2022-07-29

Par Jean-Philippe Legault, blogueur invité

Il existe une donnée que je regarde fréquemment et qui réussit toujours à m’étonner. Il s’agit du niveau d’encaisse moyen détenu dans le portefeuille des investisseurs autonomes. Plus précisément, je consulte les données publiées mensuellement par l’association des investisseurs individuels américains (AAII).

En juin 2022, le niveau d’encaisse s’élevait à 21,2 % comparativement à 15,1 % en décembre 2021. Pourquoi une telle hausse?

La baisse des marchés boursiers a pour effet d’augmenter naturellement la pondération de l’encaisse détenue dans un portefeuille. En effet, si elle reste stable et que vos actions perdent de la valeur, l’encaisse représentera un pourcentage plus important de votre portefeuille.

En plus de cette hausse naturelle, je suis convaincu que l’augmentation est causée par certains investisseurs qui choisissent de laisser de côté une portion de l’argent réservé à leurs investissements. L’inflation, la hausse des taux, le risque d’une récession et la baisse des marchés boursiers sont des événements inquiétants pour plusieurs.

Est-ce raisonnable de garder autant d’encaisse?

L’histoire prouve que non. Le graphique ci-dessus montre que le niveau d’encaisse a atteint 26,1 % en mars 2020. Rétrospectivement, mars 2020 n’était-il pas le moment idéal pour détenir 0 % d’encaisse?

Certains lecteurs m’accuseront d’être un « quart-arrière du lundi matin » (Monday morning quarterback) puisqu’il est effectivement facile de commenter le passé. Pourtant, cette relation inverse entre le niveau d’encaisse et le niveau des marchés boursiers ne date pas d’hier. Pour le prouver, j’ai relevé les données concernant le niveau d’encaisse des investisseurs autonomes américains depuis décembre 1987 (zone en vert sur le graphique ci-dessous). J’ai également pris soin de superposer la performance du S&P 500 durant la même période (ligne rouge). Le résultat est fascinant!
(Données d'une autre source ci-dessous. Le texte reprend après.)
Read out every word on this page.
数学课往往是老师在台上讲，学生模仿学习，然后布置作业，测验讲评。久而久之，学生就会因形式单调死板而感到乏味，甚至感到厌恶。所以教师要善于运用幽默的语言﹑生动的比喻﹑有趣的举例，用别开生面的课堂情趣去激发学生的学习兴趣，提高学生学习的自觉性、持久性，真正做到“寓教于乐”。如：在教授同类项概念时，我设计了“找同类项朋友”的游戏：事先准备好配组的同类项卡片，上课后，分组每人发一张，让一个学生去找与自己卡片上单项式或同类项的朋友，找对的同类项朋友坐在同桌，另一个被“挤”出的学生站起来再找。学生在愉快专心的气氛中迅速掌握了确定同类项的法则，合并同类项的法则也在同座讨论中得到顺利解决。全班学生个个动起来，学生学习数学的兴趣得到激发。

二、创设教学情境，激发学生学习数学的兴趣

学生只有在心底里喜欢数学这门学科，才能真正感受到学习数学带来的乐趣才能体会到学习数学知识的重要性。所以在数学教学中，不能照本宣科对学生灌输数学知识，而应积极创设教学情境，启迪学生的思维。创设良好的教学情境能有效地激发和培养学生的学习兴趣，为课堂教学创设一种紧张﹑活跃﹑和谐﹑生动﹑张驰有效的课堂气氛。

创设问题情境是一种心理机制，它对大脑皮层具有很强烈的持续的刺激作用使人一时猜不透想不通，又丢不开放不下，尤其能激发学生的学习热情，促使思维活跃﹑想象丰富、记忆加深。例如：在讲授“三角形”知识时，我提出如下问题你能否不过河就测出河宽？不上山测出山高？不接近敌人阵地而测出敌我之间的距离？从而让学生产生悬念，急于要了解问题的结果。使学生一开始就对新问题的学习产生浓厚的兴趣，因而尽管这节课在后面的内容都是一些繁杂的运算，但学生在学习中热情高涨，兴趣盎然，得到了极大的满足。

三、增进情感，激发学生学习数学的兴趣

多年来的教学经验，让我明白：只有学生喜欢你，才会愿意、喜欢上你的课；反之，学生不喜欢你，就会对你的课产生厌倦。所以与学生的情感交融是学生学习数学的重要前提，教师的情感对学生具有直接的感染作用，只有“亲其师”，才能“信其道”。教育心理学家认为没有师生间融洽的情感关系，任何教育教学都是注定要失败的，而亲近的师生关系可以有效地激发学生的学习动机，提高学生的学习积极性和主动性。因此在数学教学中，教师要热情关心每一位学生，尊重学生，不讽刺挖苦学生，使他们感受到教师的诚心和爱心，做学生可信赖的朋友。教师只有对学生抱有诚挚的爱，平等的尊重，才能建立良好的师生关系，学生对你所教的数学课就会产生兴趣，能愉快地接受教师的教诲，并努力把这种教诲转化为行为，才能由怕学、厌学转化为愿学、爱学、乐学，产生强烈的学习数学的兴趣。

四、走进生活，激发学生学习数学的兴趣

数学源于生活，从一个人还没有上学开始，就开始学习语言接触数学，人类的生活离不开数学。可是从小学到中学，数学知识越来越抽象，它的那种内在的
Que nous apprend ce graphique?

Premièrement, l’investisseur autonome moyen conserve en tout temps une encaisse trop élevée. Entre 1987 et 2022, le plus bas niveau d’encaisse enregistré a été de 11 % en mars 1998. Sur cette période d’environ 35 ans, le niveau moyen de l’encaisse s’est élevé à 22 % du portefeuille d’un investisseur. Même si l’encaisse peut procurer un léger rendement, celui-ci n’approche certainement pas le rendement annuel composé de 10,5 % du marché boursier durant la période. Trop d’encaisse, pendant plusieurs années, nuit sérieusement aux rendements à long terme.
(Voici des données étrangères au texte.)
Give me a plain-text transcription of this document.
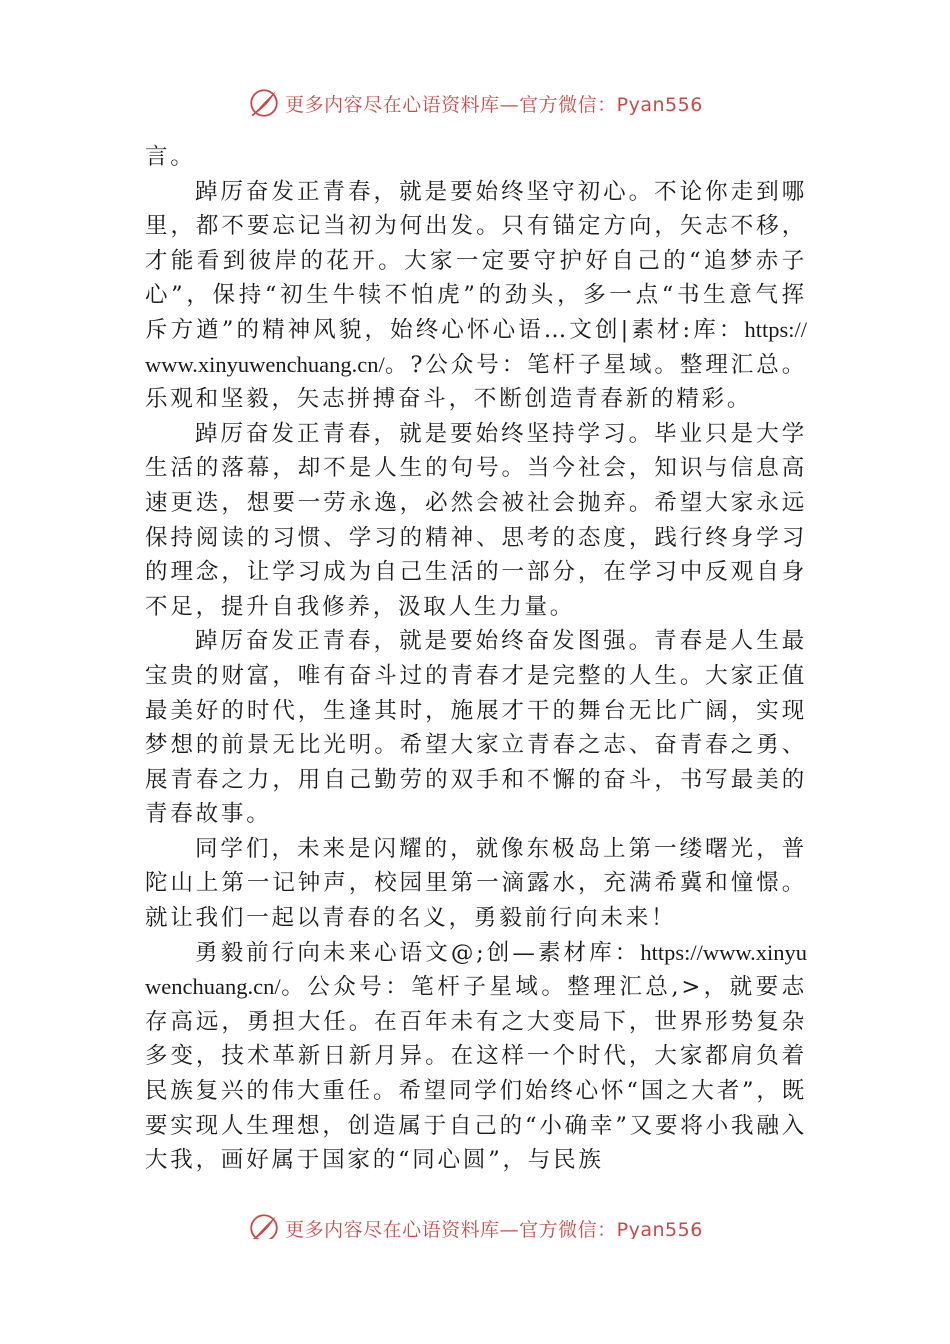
更多内容尽在心语资料库—官方微信：Pyan556

言。

踔厉奋发正青春，就是要始终坚守初心。不论你走到哪里，都不要忘记当初为何出发。只有锚定方向，矢志不移，才能看到彼岸的花开。大家一定要守护好自己的“追梦赤子心”，保持“初生牛犊不怕虎”的劲头，多一点“书生意气挥斥方遒”的精神风貌，始终心怀心语…文创|素材:库：https://www.xinyuwenchuang.cn/。?公众号：笔杆子星域。整理汇总。乐观和坚毅，矢志拼搏奋斗，不断创造青春新的精彩。

踔厉奋发正青春，就是要始终坚持学习。毕业只是大学生活的落幕，却不是人生的句号。当今社会，知识与信息高速更迭，想要一劳永逸，必然会被社会抛弃。希望大家永远保持阅读的习惯、学习的精神、思考的态度，践行终身学习的理念，让学习成为自己生活的一部分，在学习中反观自身不足，提升自我修养，汲取人生力量。

踔厉奋发正青春，就是要始终奋发图强。青春是人生最宝贵的财富，唯有奋斗过的青春才是完整的人生。大家正值最美好的时代，生逢其时，施展才干的舞台无比广阔，实现梦想的前景无比光明。希望大家立青春之志、奋青春之勇、展青春之力，用自己勤劳的双手和不懈的奋斗，书写最美的青春故事。

同学们，未来是闪耀的，就像东极岛上第一缕曙光，普陀山上第一记钟声，校园里第一滴露水，充满希冀和憧憬。就让我们一起以青春的名义，勇毅前行向未来！

勇毅前行向未来心语文@;创—素材库：https://www.xinyuwenchuang.cn/。公众号：笔杆子星域。整理汇总,>，就要志存高远，勇担大任。在百年未有之大变局下，世界形势复杂多变，技术革新日新月异。在这样一个时代，大家都肩负着民族复兴的伟大重任。希望同学们始终心怀“国之大者”，既要实现人生理想，创造属于自己的“小确幸”又要将小我融入大我，画好属于国家的“同心圆”，与民族

更多内容尽在心语资料库—官方微信：Pyan556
Le deuxième point est que les investisseurs autonomes ne déploient pas leur encaisse lorsque les occasions se présentent. En septembre 2002, l’encaisse des investisseurs autonomes atteignait 38,6 %. La période correspond au creux du marché boursier qui a suivi l’éclatement de la bulle technologique. En mars 2009, ces mêmes investisseurs détenaient 44,8 % d’encaisse, ce qui correspond précisément au creux de la crise financière de 2008-09.

Conclusion : les investisseurs autonomes ne réussissent pas à déployer leur encaisse convenablement.

La logique ne serait-elle pas de voir le niveau d’encaisse baisser au fur et à mesure que les marchés corrigent? Si le creux de mars 2009 n’était pas l’occasion idéale pour déployer ses liquidités, quand alors?

Lorsque les marchés corrigent, j’ai l’impression que les investisseurs attendent avant de déployer leur encaisse car ils espèrent acheter au bas du marché. Malheureusement, c’est presque impossible. En agissant de la sorte, ils manquent le creux et ne profitent pas du rebond, laissant ainsi beaucoup d’argent sur la table. Si vous êtes un investisseur à long terme, il n’y a aucun problème à ce que vous soyez pleinement investi avant que le marché atteigne un creux.

Votre portefeuille actuel renferme-t-il trop d’encaisse? Si c’est le cas, l’histoire prouve que vous trouverez rarement le moment parfait pour déployer vos liquidités. Par exemple, il est actuellement impossible de savoir si les marchés continueront de baisser. Toutefois, je suis convaincu que la baisse depuis le début de l’année vous offre fort probablement quelques occasions de déployer au moins une partie de votre encaisse.